Die Schwarzgeldaffäre hatte auch Ministerpräsident Roland Koch (CDU) zum Beginn seiner ersten Legislaturperiode in Bedrängnis gebracht. Koch hatte damals versucht, sein Wissen um die Finanztransaktionen seiner engen Parteifreunde zu leugnen. Im Januar 2000 aber musste er eingestehen: „Ich habe die Unwahrheit gesagt.“ Er musste sich als „Lügner“ bezeichnen lassen und versprach „brutalstmögliche Aufklärung“. Im Zuge einer auch vom ihm mitverantworteten internen Untersuchung waren dann auch Unregelmäßigkeiten im Finanzgebaren seiner Parteizentrale aufgedeckt worden. Der damalige Generalsekretär und Koch-Intimus Franz Josef Jung musste sein Amt niederlegen.

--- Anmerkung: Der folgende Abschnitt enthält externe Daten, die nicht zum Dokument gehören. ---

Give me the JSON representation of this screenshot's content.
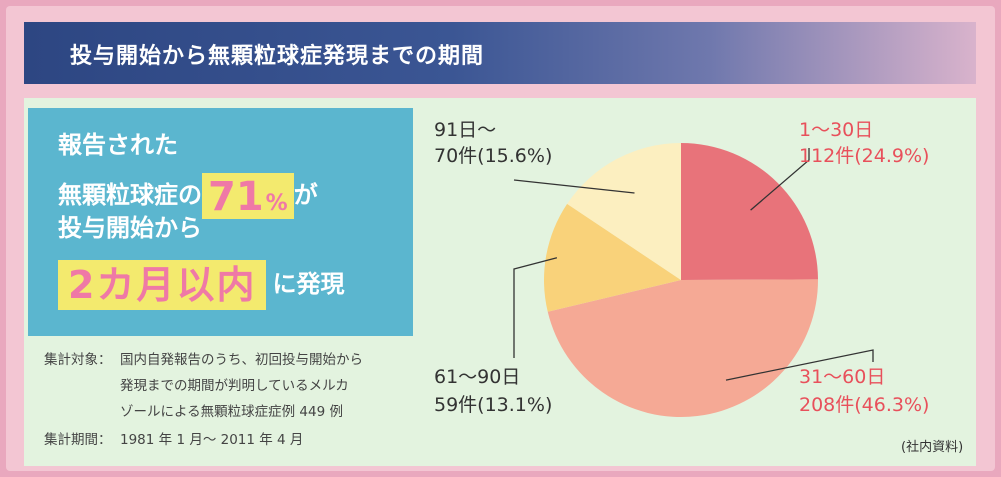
{
  "title": "投与開始から無顆粒球症発現までの期間",
  "headline": {
    "line1": "報告された",
    "line2_prefix": "無顆粒球症の",
    "percent_value": "71",
    "percent_symbol": "%",
    "line2_suffix": "が",
    "line3": "投与開始から",
    "highlight": "2カ月以内",
    "line4_suffix": "に発現"
  },
  "notes": {
    "target_label": "集計対象：",
    "target_line1": "国内自発報告のうち、初回投与開始から",
    "target_line2": "発現までの期間が判明しているメルカ",
    "target_line3": "ゾールによる無顆粒球症症例 449 例",
    "period_label": "集計期間：",
    "period_value": "1981 年 1 月～ 2011 年 4 月"
  },
  "source": "(社内資料)",
  "colors": {
    "slice_1_30": "#e8737a",
    "slice_31_60": "#f5a995",
    "slice_61_90": "#f9d27a",
    "slice_91": "#fcefc0",
    "label_red": "#e8505b",
    "label_dark": "#333333"
  },
  "chart_data": {
    "type": "pie",
    "title": "",
    "start_angle_deg": 0,
    "direction": "clockwise",
    "slices": [
      {
        "range": "1～30日",
        "count_text": "112件",
        "percent_text": "(24.9%)",
        "count": 112,
        "percent": 24.9,
        "label_color": "red"
      },
      {
        "range": "31～60日",
        "count_text": "208件",
        "percent_text": "(46.3%)",
        "count": 208,
        "percent": 46.3,
        "label_color": "red"
      },
      {
        "range": "61～90日",
        "count_text": "59件",
        "percent_text": "(13.1%)",
        "count": 59,
        "percent": 13.1,
        "label_color": "dark"
      },
      {
        "range": "91日～",
        "count_text": "70件",
        "percent_text": "(15.6%)",
        "count": 70,
        "percent": 15.6,
        "label_color": "dark"
      }
    ]
  }
}
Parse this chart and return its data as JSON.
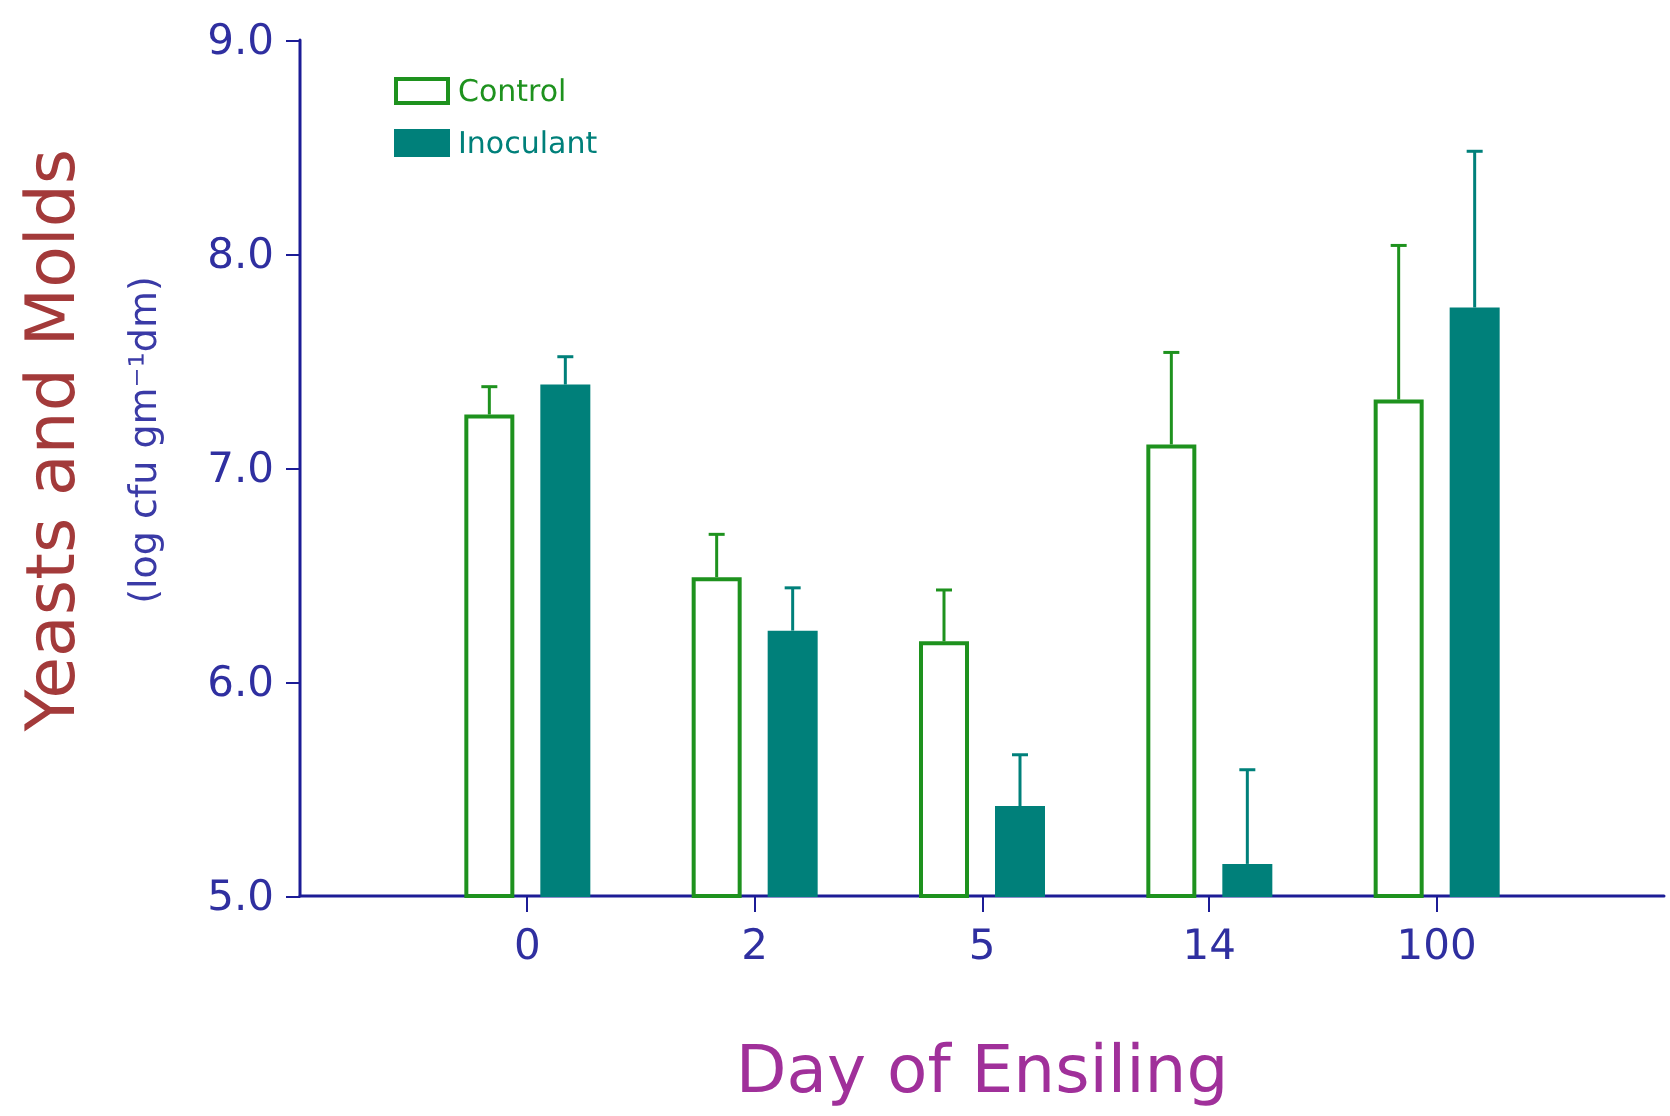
{
  "chart_data": {
    "type": "bar",
    "xlabel": "Day of Ensiling",
    "ylabel": "Yeasts and Molds\n(log cfu gm⁻¹dm)",
    "categories": [
      "0",
      "2",
      "5",
      "14",
      "100"
    ],
    "series": [
      {
        "name": "Control",
        "color": "#1e921e",
        "values": [
          7.25,
          6.49,
          6.19,
          7.11,
          7.32
        ],
        "errors": [
          [
            7.25,
            7.38
          ],
          [
            6.49,
            6.69
          ],
          [
            6.19,
            6.43
          ],
          [
            7.11,
            7.54
          ],
          [
            7.32,
            8.04
          ]
        ]
      },
      {
        "name": "Inoculant",
        "color": "#00807a",
        "values": [
          7.39,
          6.24,
          5.42,
          5.15,
          7.75
        ],
        "errors": [
          [
            7.39,
            7.52
          ],
          [
            6.24,
            6.44
          ],
          [
            5.42,
            5.66
          ],
          [
            5.15,
            5.59
          ],
          [
            7.75,
            8.48
          ]
        ]
      }
    ],
    "ylim": [
      5,
      9
    ],
    "yticks": [
      {
        "value": 5,
        "label": "5.0"
      },
      {
        "value": 6,
        "label": "6.0"
      },
      {
        "value": 7,
        "label": "7.0"
      },
      {
        "value": 8,
        "label": "8.0"
      },
      {
        "value": 9,
        "label": "9.0"
      }
    ],
    "legend": "top left"
  }
}
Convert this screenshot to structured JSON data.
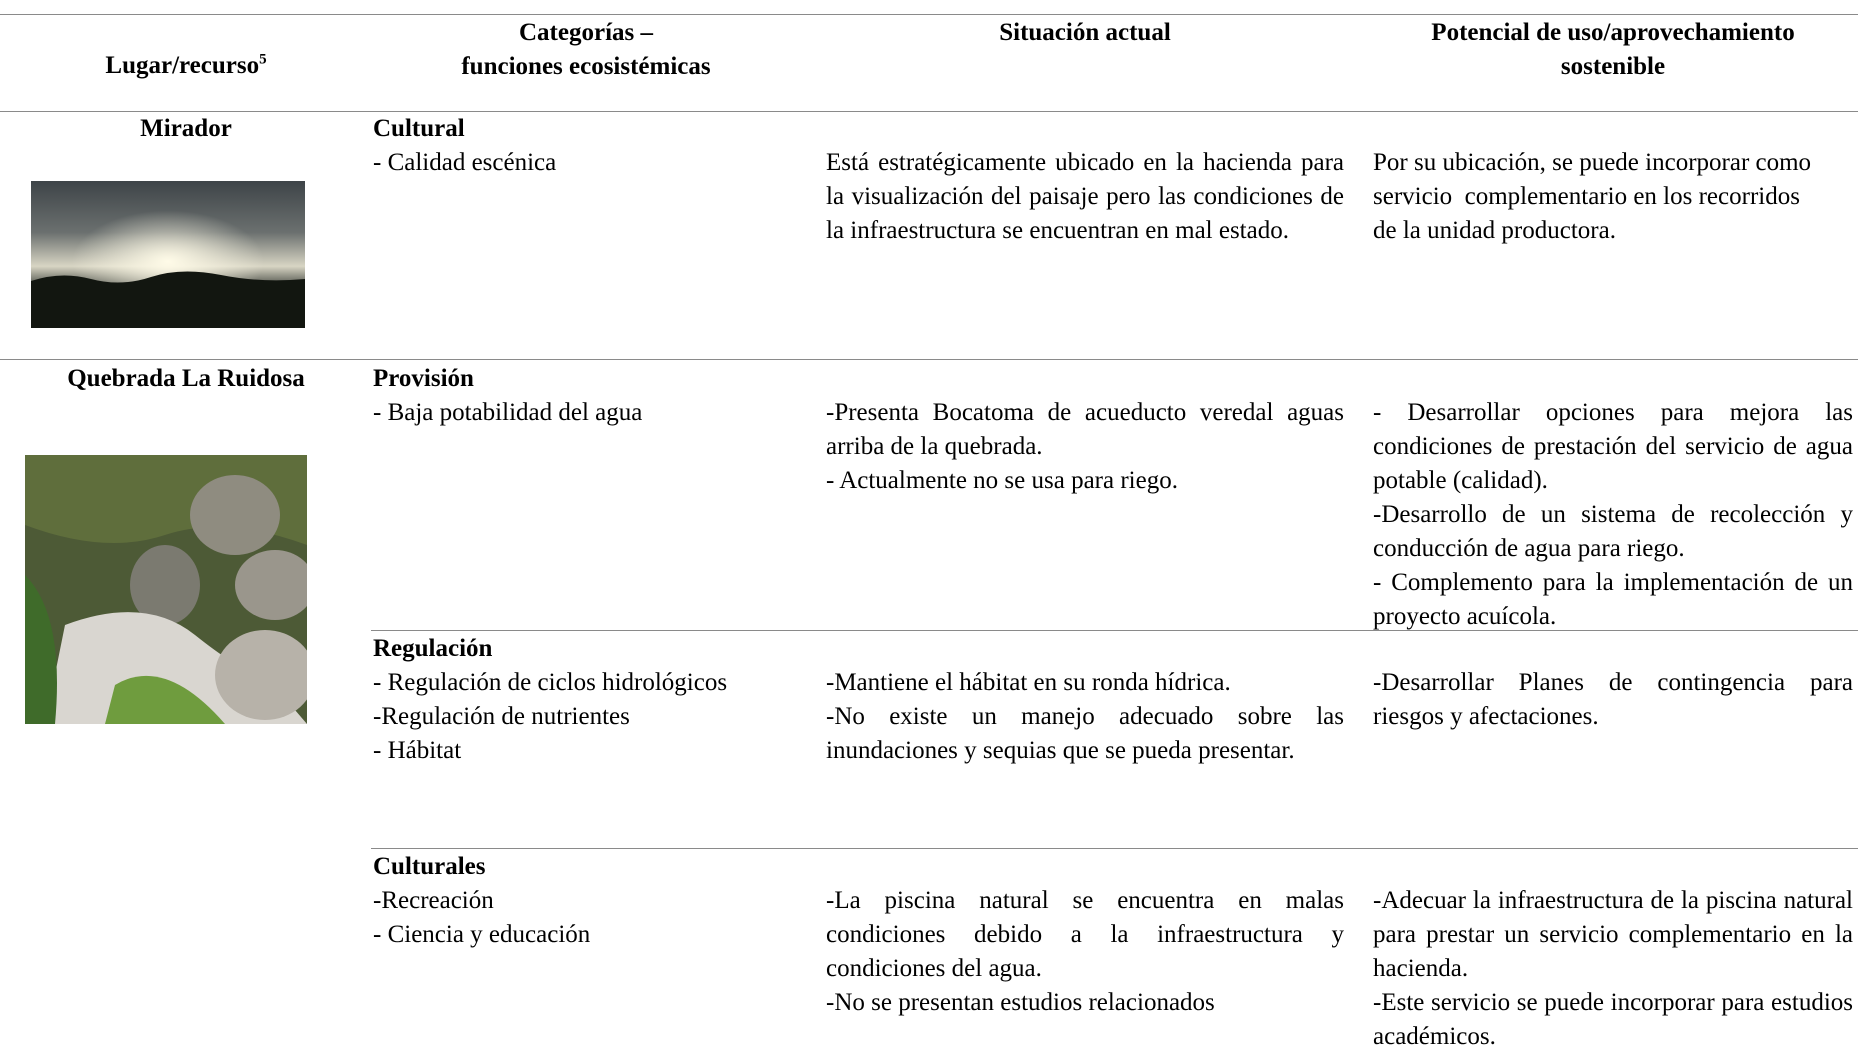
{
  "header": {
    "place": "Lugar/recurso",
    "footnote": "5",
    "category": [
      "Categorías –",
      "funciones ecosistémicas"
    ],
    "situation": "Situación actual",
    "potential": [
      "Potencial de uso/aprovechamiento",
      "sostenible"
    ]
  },
  "rows": [
    {
      "place": "Mirador",
      "groups": [
        {
          "category": "Cultural",
          "items": [
            "- Calidad escénica"
          ],
          "situation": [
            "Está estratégicamente ubicado en la hacienda para la visualización del paisaje pero las condiciones de la infraestructura se encuentran en mal estado."
          ],
          "potential": [
            "Por su ubicación, se puede incorporar como servicio  complementario en los recorridos de la unidad productora."
          ]
        }
      ]
    },
    {
      "place": "Quebrada La Ruidosa",
      "groups": [
        {
          "category": "Provisión",
          "items": [
            "- Baja potabilidad del agua"
          ],
          "situation": [
            "-Presenta Bocatoma de acueducto veredal aguas arriba de la quebrada.",
            "- Actualmente no se usa para riego."
          ],
          "potential": [
            "- Desarrollar opciones para mejora las condiciones de prestación del servicio de agua potable (calidad).",
            "-Desarrollo de un sistema de recolección y conducción de agua para riego.",
            "- Complemento para la implementación de un proyecto acuícola."
          ]
        },
        {
          "category": "Regulación",
          "items": [
            "- Regulación de ciclos hidrológicos",
            "-Regulación de nutrientes",
            "- Hábitat"
          ],
          "situation": [
            "-Mantiene el hábitat en su ronda hídrica.",
            "-No existe un manejo adecuado sobre las inundaciones y sequias que se pueda presentar."
          ],
          "potential": [
            "-Desarrollar Planes de contingencia para riesgos y afectaciones."
          ]
        },
        {
          "category": "Culturales",
          "items": [
            "-Recreación",
            "- Ciencia y educación"
          ],
          "situation": [
            "-La piscina natural se encuentra en malas condiciones debido a la infraestructura y condiciones del agua.",
            "-No se presentan estudios relacionados"
          ],
          "potential": [
            "-Adecuar la infraestructura de la piscina natural para prestar un servicio complementario en la hacienda.",
            "-Este servicio se puede incorporar para estudios académicos."
          ]
        }
      ]
    }
  ]
}
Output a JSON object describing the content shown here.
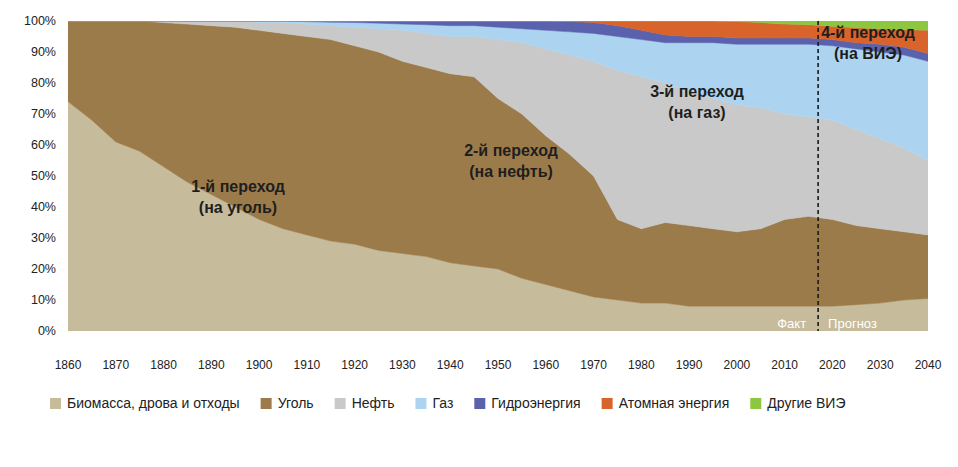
{
  "chart_data": {
    "type": "area",
    "stacked": true,
    "grid": false,
    "legend": "bottom",
    "x": [
      1860,
      1865,
      1870,
      1875,
      1880,
      1885,
      1890,
      1895,
      1900,
      1905,
      1910,
      1915,
      1920,
      1925,
      1930,
      1935,
      1940,
      1945,
      1950,
      1955,
      1960,
      1965,
      1970,
      1975,
      1980,
      1985,
      1990,
      1995,
      2000,
      2005,
      2010,
      2015,
      2020,
      2025,
      2030,
      2035,
      2040
    ],
    "xlim": [
      1860,
      2040
    ],
    "xticks": [
      1860,
      1870,
      1880,
      1890,
      1900,
      1910,
      1920,
      1930,
      1940,
      1950,
      1960,
      1970,
      1980,
      1990,
      2000,
      2010,
      2020,
      2030,
      2040
    ],
    "ylim": [
      0,
      100
    ],
    "yticks": [
      {
        "value": 0,
        "label": "0%"
      },
      {
        "value": 10,
        "label": "10%"
      },
      {
        "value": 20,
        "label": "20%"
      },
      {
        "value": 30,
        "label": "30%"
      },
      {
        "value": 40,
        "label": "40%"
      },
      {
        "value": 50,
        "label": "50%"
      },
      {
        "value": 60,
        "label": "60%"
      },
      {
        "value": 70,
        "label": "70%"
      },
      {
        "value": 80,
        "label": "80%"
      },
      {
        "value": 90,
        "label": "90%"
      },
      {
        "value": 100,
        "label": "100%"
      }
    ],
    "series": [
      {
        "name": "Биомасса, дрова и отходы",
        "color": "#c6bb9b",
        "values": [
          74,
          68,
          61,
          58,
          53,
          48,
          44,
          40,
          36,
          33,
          31,
          29,
          28,
          26,
          25,
          24,
          22,
          21,
          20,
          17,
          15,
          13,
          11,
          10,
          9,
          9,
          8,
          8,
          8,
          8,
          8,
          8,
          8,
          8.5,
          9,
          10,
          10.5
        ]
      },
      {
        "name": "Уголь",
        "color": "#9c7b4b",
        "values": [
          26,
          32,
          39,
          42,
          46.5,
          51,
          54.5,
          58,
          61,
          63,
          64,
          65,
          64,
          64,
          62,
          61,
          61,
          61,
          55,
          53,
          48,
          44,
          39,
          26,
          24,
          26,
          26,
          25,
          24,
          25,
          28,
          29,
          28,
          25.5,
          24,
          22,
          20.5
        ]
      },
      {
        "name": "Нефть",
        "color": "#c9c9c9",
        "values": [
          0,
          0,
          0,
          0,
          0.5,
          1,
          1.5,
          2,
          2.5,
          3.5,
          4,
          4.5,
          6,
          7.5,
          10,
          11,
          12,
          13,
          19,
          23,
          28,
          32,
          37,
          48,
          49,
          45,
          43,
          42,
          41,
          39,
          34,
          32,
          32,
          31,
          29,
          27,
          24
        ]
      },
      {
        "name": "Газ",
        "color": "#acd4f1",
        "values": [
          0,
          0,
          0,
          0,
          0,
          0,
          0,
          0,
          0.5,
          0.5,
          0.8,
          1.1,
          1.5,
          1.8,
          2,
          2.8,
          3.5,
          3.5,
          4,
          4.5,
          6,
          7.5,
          9,
          11,
          12,
          13,
          16,
          18,
          19.5,
          20.5,
          22.5,
          23.5,
          24,
          26,
          28,
          30,
          32
        ]
      },
      {
        "name": "Гидроэнергия",
        "color": "#5a61ad",
        "values": [
          0,
          0,
          0,
          0,
          0,
          0,
          0,
          0,
          0,
          0,
          0.2,
          0.4,
          0.5,
          0.7,
          1,
          1.2,
          1.5,
          1.5,
          2,
          2.5,
          3,
          3.3,
          3.5,
          3.5,
          3,
          2.5,
          2,
          2,
          2,
          2,
          2,
          2,
          2,
          2,
          2.5,
          2.5,
          2.5
        ]
      },
      {
        "name": "Атомная энергия",
        "color": "#d8632b",
        "values": [
          0,
          0,
          0,
          0,
          0,
          0,
          0,
          0,
          0,
          0,
          0,
          0,
          0,
          0,
          0,
          0,
          0,
          0,
          0,
          0,
          0,
          0.2,
          0.5,
          1.5,
          3,
          4.5,
          5,
          5,
          5.3,
          5,
          4.5,
          4.3,
          4.3,
          4.8,
          5,
          5.7,
          7.5
        ]
      },
      {
        "name": "Другие ВИЭ",
        "color": "#8dc63f",
        "values": [
          0,
          0,
          0,
          0,
          0,
          0,
          0,
          0,
          0,
          0,
          0,
          0,
          0,
          0,
          0,
          0,
          0,
          0,
          0,
          0,
          0,
          0,
          0,
          0,
          0,
          0,
          0,
          0,
          0.2,
          0.5,
          1,
          1.2,
          1.7,
          2.2,
          2.5,
          2.8,
          3
        ]
      }
    ],
    "annotations": [
      {
        "lines": [
          "1-й переход",
          "(на уголь)"
        ]
      },
      {
        "lines": [
          "2-й переход",
          "(на нефть)"
        ]
      },
      {
        "lines": [
          "3-й переход",
          "(на газ)"
        ]
      },
      {
        "lines": [
          "4-й переход",
          "(на ВИЭ)"
        ]
      }
    ],
    "divider": {
      "x": 2017,
      "labels": [
        "Факт",
        "Прогноз"
      ]
    }
  }
}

SPD und Grüne setzten einen Untersuchungsausschuss durch, der wenig Klarheit schaffen konnte. Sie warfen Koch immer wieder vor, er habe lange vor seinem Eingeständnis Bescheid gewusst und seinen Wahlkampf 1999 mit Schwarzgeld finanziert. Sie begrüßten die OLG-Entscheidung gestern Nachmittag. SPD-Fraktionsvorsitzender Jürgen Walther erklärte, er erhoffe sich, dass nun „Bewegung in die Wahrheitsfindung“ komme. Manfred Kanther reagierte mit Richterschelte. Man sei „erstaunlicherweise“ nahezu ausschließlich den Argumenten der Staatsanwaltschaft gefolgt. Die Gründe, die das Landgericht Wiesbaden 2002 dazu brachten, das Verfahren einzustellen, würden kaum gewürdigt. Kanther habe, sagte sein Rechtsanwalt, nichts Unrechtmäßiges getan. Niemand habe sich in der Finanzaffäre auch nur um einen Pfennig bereichert. Die falschen Rechenschaftsberichte seien nur „ein politischer Fehler“, für den Kanther die politische Verantwortung schon längst übernommen habe. Auch das Wiesbadener Landgericht hatte im Frühjahr 2002 eine Eröffnung des Hauptverfahrens unter anderem mit der Begründung abgelehnt, dass der CDU durch die geheimen Transaktionen kein Vermögensschaden entstanden sei.

Die hessische CDU erklärte, dass sie die Entscheidung „zur Kenntnis nehme“. Die Partei habe, so Generalsekretär Michael Boddenberg, „durch ihre Aufklärungsarbeit das Vertrauen der Bürger erfolgreich zurückgewonnen“.